Estava implícita a minha posição, Vítor Dias. Mas, se por um momento a sua proverbial perspicácia o abandonou na embriaguez da polémica, aqui vai: creio que uma nota necrológica, que tivesse por objecto a figura de Mário Soares (supondo-o fulminado a semana passada pela persistência da campanha de Alegre) e fosse mutatis mutandis tão inclusiva como a que o Avante! dedicou a Dias Lourenço, não poderia omitir, sem incorrer no vício da desinformação (que você subestima um pouco), a menção dos seus contactos com certos sectores como o referido no seu comentário.
Qual é a dúvida?
msp
Manifestamente, MSP confunde o que pode ser natural em trabalhos jornalísticos e os textos oriundos de um partido a propósito do falecimento de um seu destacado membro.
Pelos vistos, quer o autor do «post» quer MSP não perceberam (algum dia perceberão?) que:
- primeiro, o PCP não tem nem o hábito nem a tradição de, em relação aos seus antigos dirigentes, estar a dividir a sua actividade por períodos de orientação «correctos» ou «controversos» ou oportunamente criticados;
- segundo, que essa atitude e critério do PCP é um acto de grandeza política e humana porque significa que todos, independentemente dos períodos da sua actividade, merecem igual estima, gratidão e reconhecimento e todos foram lutadores pela causa e pelas causas a que os comunistas se devotaram e devotam..
- terceiro, o período a que J. Tunes alude constituiu um problema de orientação política e não um problema com pessoas e, como se sabe, foi apenas politicamente que foi aclarado,resolvido ou superado.
Finalmente, não é preciso ser bruxo para adivinhar que,se por absurdo e fazendo com Dias Lourenço o que nunca fez com ninguém, o PCP, ainda que de forma aparentemente neutra, colocasse agora alguma enfâse na ligação de Dias Lourenço às orientações do V Congresso do PCP, só se estivesse em férias é que o João Tunes perderia a oportunidade de perpetrar um «post» a clamar que, até na hora morte de um camarada, o PCP prosseguia um «ajuste de contas» pessoal em relação a factos e orientações de há quase 55anos !.
Vítor Dias,
por favor, tente não confundir as coisas. Você mesmo fornece os elementos da resposta que se segue.
Com efeito, V. escreve: "o período a que J. Tunes alude constituiu um problema de orientação política e não um problema com pessoas e, como se sabe, foi apenas politicamente que foi aclarado,resolvido ou superado".
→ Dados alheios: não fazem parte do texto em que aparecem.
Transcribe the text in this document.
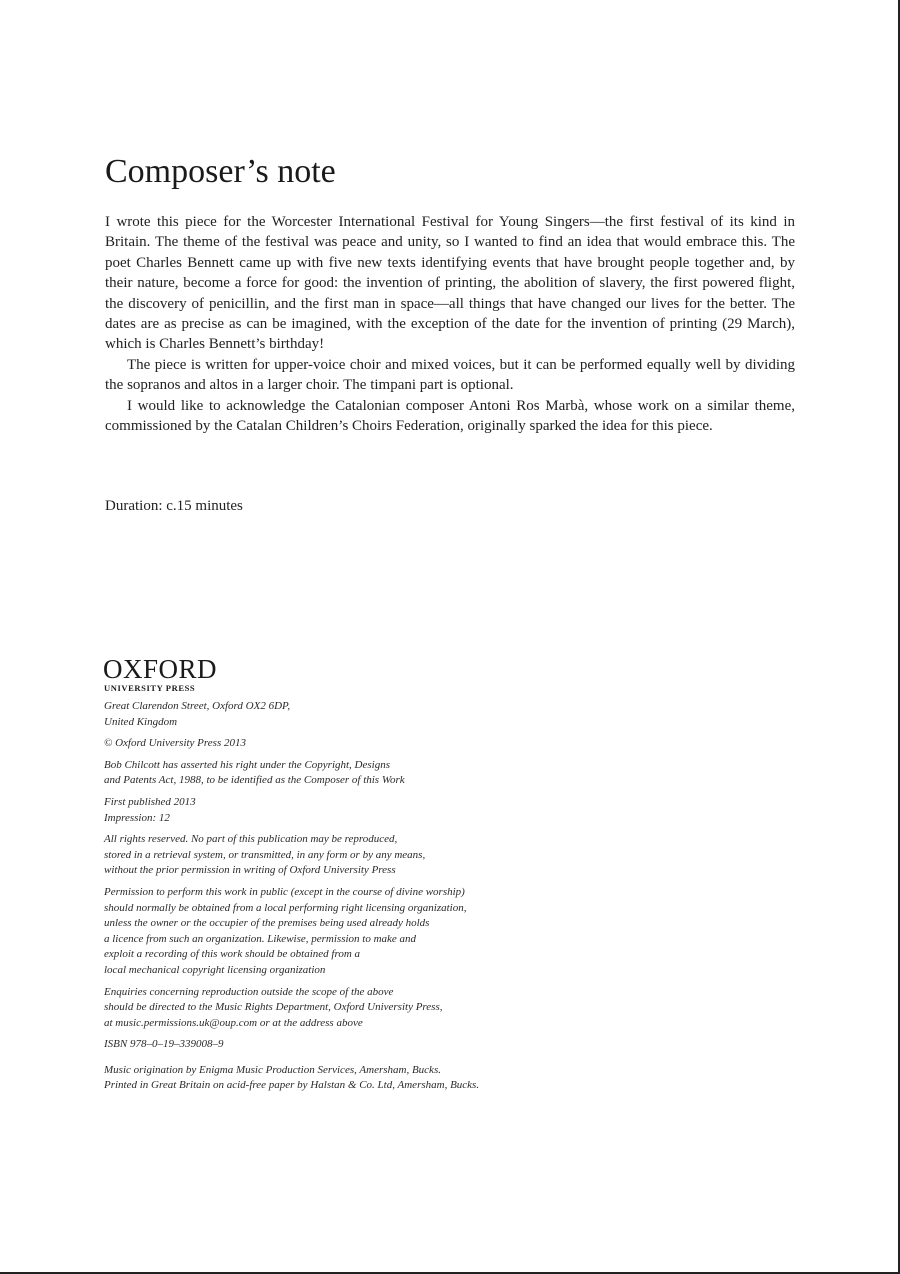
Composer’s note

I wrote this piece for the Worcester International Festival for Young Singers—the first festival of its kind in Britain. The theme of the festival was peace and unity, so I wanted to find an idea that would embrace this. The poet Charles Bennett came up with five new texts identifying events that have brought people together and, by their nature, become a force for good: the invention of printing, the abolition of slavery, the first powered flight, the discovery of penicillin, and the first man in space—all things that have changed our lives for the better. The dates are as precise as can be imagined, with the exception of the date for the invention of printing (29 March), which is Charles Bennett’s birthday!

The piece is written for upper-voice choir and mixed voices, but it can be performed equally well by dividing the sopranos and altos in a larger choir. The timpani part is optional.

I would like to acknowledge the Catalonian composer Antoni Ros Marbà, whose work on a similar theme, commissioned by the Catalan Children’s Choirs Federation, originally sparked the idea for this piece.

Duration: c.15 minutes
OXFORD
UNIVERSITY PRESS
Great Clarendon Street, Oxford OX2 6DP,
United Kingdom
© Oxford University Press 2013
Bob Chilcott has asserted his right under the Copyright, Designs
and Patents Act, 1988, to be identified as the Composer of this Work
First published 2013
Impression: 12
All rights reserved. No part of this publication may be reproduced,
stored in a retrieval system, or transmitted, in any form or by any means,
without the prior permission in writing of Oxford University Press
Permission to perform this work in public (except in the course of divine worship)
should normally be obtained from a local performing right licensing organization,
unless the owner or the occupier of the premises being used already holds
a licence from such an organization. Likewise, permission to make and
exploit a recording of this work should be obtained from a
local mechanical copyright licensing organization
Enquiries concerning reproduction outside the scope of the above
should be directed to the Music Rights Department, Oxford University Press,
at music.permissions.uk@oup.com or at the address above
ISBN 978–0–19–339008–9
Music origination by Enigma Music Production Services, Amersham, Bucks.
Printed in Great Britain on acid-free paper by Halstan & Co. Ltd, Amersham, Bucks.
Pois bem, assim sendo, não se vê por que motivo e a tantas décadas de distância, a evocação do protagonismo de Dias Lourenço em defesa de certa linha ou orientação - ainda que numa posição preterida na época - equivaleria a uma "denúncia" de incorrecção, fraqueza ou "incoerência ideológica".
msp
Parece que ninguém, nem mesmo Vítor Dias, reparou que, além do mais, o post de João Tunes, na parte sobre os «saltos» assenta numa enorme distorsão do que se diz na nota biográfica publicada no Avante!.
Na verdade, o que aí se refere é que ADL foi «Participante no III Congresso do Partido, em 1943, o primeiro clandestino, foi aí eleito para o Comité Central, do qual foi membro até 1996».
Ou seja, é esse o único Congresso do PCP referido por causa de ter sido nele que Dias Lourenço foi eleito para o Comité Central.
Nem mesmo Vítor Dias? Como poderia escapar semelhante enormidade ao olhar arguto e penetrante do mais heterónimo comentador da blogosfera? Felizmente o ridículo não provoca males maiores do que as dores de estômago que resultam das gargalhadas.